Resources
Authors & Affiliations
Reidar Riveland,Alex Pouget
Abstract
One of humans’ most astonishing cognitive feats is the dual ability to interpret linguistic instructions to perform novel tasks in very few practice trials and conversely produce a linguistic description for a task once it has been learned. In contrast, it typically takes thousands of trials for animals to learn even the simplest behavioral tasks. To explore the neural mechanisms that underpin these remarkable abilities, we trained recurrent neural networks to perform a set of common psychophysical tasks simultaneously with task type information provided by the output of a pre-trained transformer architecture processing natural language instructions.
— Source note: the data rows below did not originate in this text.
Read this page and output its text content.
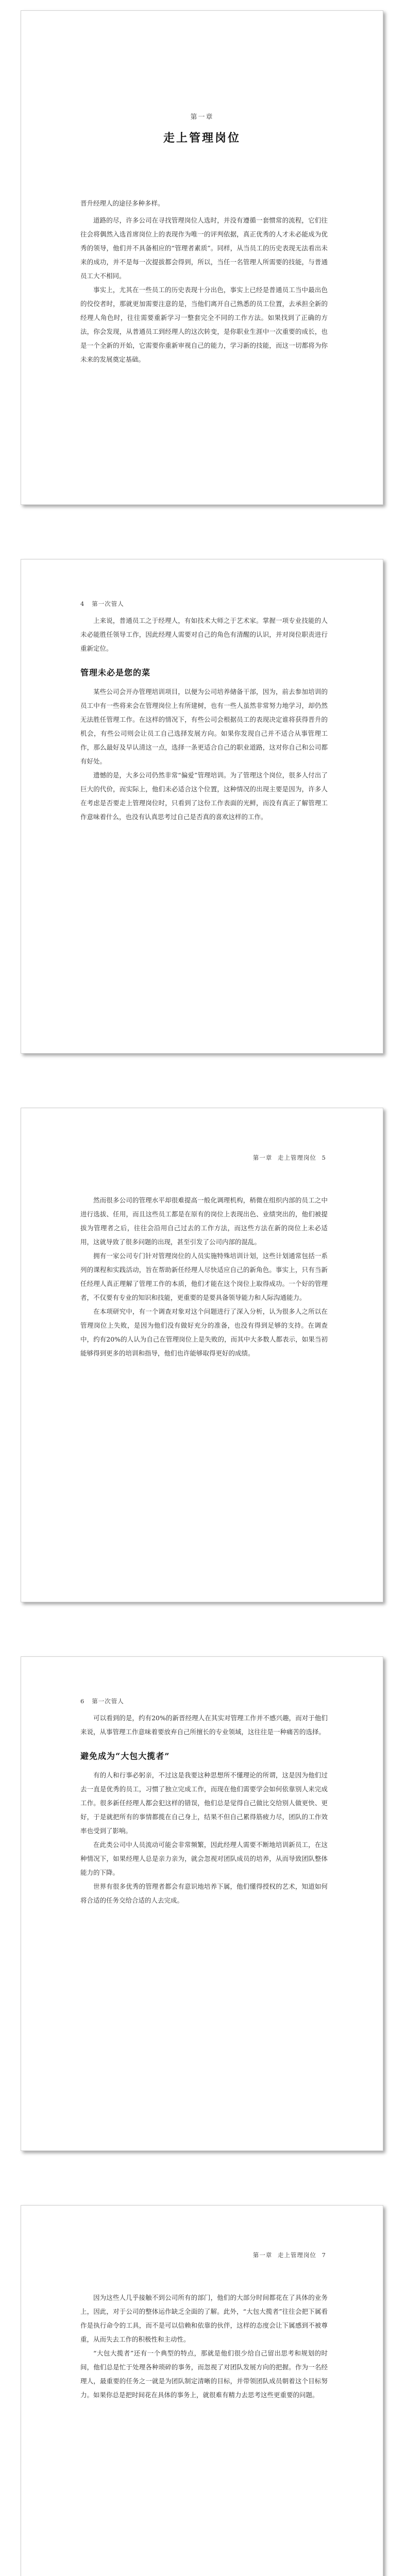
第一章
走上管理岗位

晋升经理人的途径多种多样。

道路的尽，许多公司在寻找管理岗位人选时，并没有遵循一套惯常的流程，它们往往会将偶然入选首席岗位上的表现作为唯一的评判依据，真正优秀的人才未必能成为优秀的领导，他们并不具备相应的“管理者素质”。同样，从当员工的历史表现无法看出未来的成功，并不是每一次提拔都会得到，所以，当任一名管理人所需要的技能，与普通员工大不相同。

事实上，尤其在一些员工的历史表现十分出色，事实上已经是普通员工当中最出色的佼佼者时，那就更加需要注意的是，当他们离开自己熟悉的员工位置，去承担全新的经理人角色时，往往需要重新学习一整套完全不同的工作方法。如果找到了正确的方法，你会发现，从普通员工到经理人的这次转变，是你职业生涯中一次重要的成长，也是一个全新的开始，它需要你重新审视自己的能力，学习新的技能，而这一切都将为你未来的发展奠定基础。

4 第一次管人

上来说，普通员工之于经理人，有如技术大师之于艺术家。掌握一项专业技能的人未必能胜任领导工作，因此经理人需要对自己的角色有清醒的认识，并对岗位职责进行重新定位。

管理未必是您的菜

某些公司会开办管理培训项目，以便为公司培养储备干部，因为，前去参加培训的员工中有一些将来会在管理岗位上有所建树，也有一些人虽然非常努力地学习，却仍然无法胜任管理工作。在这样的情况下，有些公司会根据员工的表现决定谁将获得晋升的机会，有些公司则会让员工自己选择发展方向。如果你发现自己并不适合从事管理工作，那么最好及早认清这一点，选择一条更适合自己的职业道路，这对你自己和公司都有好处。

遗憾的是，大多公司仍然非常“偏爱”管理培训。为了管理这个岗位，很多人付出了巨大的代价，而实际上，他们未必适合这个位置，这种情况的出现主要是因为，许多人在考虑是否要走上管理岗位时，只看到了这份工作表面的光鲜，而没有真正了解管理工作意味着什么，也没有认真思考过自己是否真的喜欢这样的工作。

第一章 走上管理岗位 5

然而很多公司的管理水平却很难提高一般化调理机构，稍微在组织内部的员工之中进行选拔、任用，而且这些员工都是在原有的岗位上表现出色、业绩突出的，他们被提拔为管理者之后，往往会沿用自己过去的工作方法，而这些方法在新的岗位上未必适用，这就导致了很多问题的出现，甚至引发了公司内部的混乱。

拥有一家公司专门针对管理岗位的人员实施特殊培训计划，这些计划通常包括一系列的课程和实践活动，旨在帮助新任经理人尽快适应自己的新角色。事实上，只有当新任经理人真正理解了管理工作的本质，他们才能在这个岗位上取得成功。一个好的管理者，不仅要有专业的知识和技能，更重要的是要具备领导能力和人际沟通能力。

在本项研究中，有一个调查对象对这个问题进行了深入分析，认为很多人之所以在管理岗位上失败，是因为他们没有做好充分的准备，也没有得到足够的支持。在调查中，约有20%的人认为自己在管理岗位上是失败的，而其中大多数人都表示，如果当初能够得到更多的培训和指导，他们也许能够取得更好的成绩。

6 第一次管人

可以看到的是，约有20%的新晋经理人在其实对管理工作并不感兴趣，而对于他们来说，从事管理工作意味着要放弃自己所擅长的专业领域，这往往是一种痛苦的选择。

避免成为“大包大揽者”

有的人和行事必躬亲，不过这是我要这种思想所不懂理论的所谓，这是因为他们过去一直是优秀的员工，习惯了独立完成工作，而现在他们需要学会如何依靠别人来完成工作。很多新任经理人都会犯这样的错误，他们总是觉得自己做比交给别人做更快、更好，于是就把所有的事情都揽在自己身上，结果不但自己累得筋疲力尽，团队的工作效率也受到了影响。

在此类公司中人员流动可能会非常频繁，因此经理人需要不断地培训新员工，在这种情况下，如果经理人总是亲力亲为，就会忽视对团队成员的培养，从而导致团队整体能力的下降。

世界有很多优秀的管理者都会有意识地培养下属，他们懂得授权的艺术，知道如何将合适的任务交给合适的人去完成。

第一章 走上管理岗位 7

因为这些人几乎接触不到公司所有的部门，他们的大部分时间都花在了具体的业务上，因此，对于公司的整体运作缺乏全面的了解。此外，“大包大揽者”往往会把下属看作是执行命令的工具，而不是可以信赖和依靠的伙伴，这样的态度会让下属感到不被尊重，从而失去工作的积极性和主动性。

“大包大揽者”还有一个典型的特点，那就是他们很少给自己留出思考和规划的时间，他们总是忙于处理各种琐碎的事务，而忽视了对团队发展方向的把握。作为一名经理人，最重要的任务之一就是为团队制定清晰的目标，并带领团队成员朝着这个目标努力。如果你总是把时间花在具体的事务上，就很难有精力去思考这些更重要的问题。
To test the extent to which these models can use language to generalize performance to unseen tasks, we trained models on 14 tasks and tested on 2 held out tasks. The key question is whether the networks exhibit 0-shot learning, i.e., the ability to perform the held out tasks solely by being told what to do. We found that this architecture achieves 0-shot performance of 80% correct (and 90% 3-shot) using S-BERT compared to 27% performance for a model that encodes tasks with orthogonal rule vectors. Examining the first 2 PCs of sensorimotor activity across tasks revealed a highly structured representation aligned along task defined axis, even for previously unseen tasks. Finally, if we allow a network to learn through trial and error, without linguistics instructions, we can invert the network’s language comprehension and train a decoder to produce a linguistic description of how it solved the task. Strikingly, when produced instructions are provided to a second network trained to perform all tasks with instructions, the second network achieves near perfect performance (97% on average). To our knowledge, this is the first neural model demonstrating how the compositional nature of language leads to strong 0-shot generalization in sensorimotor networks.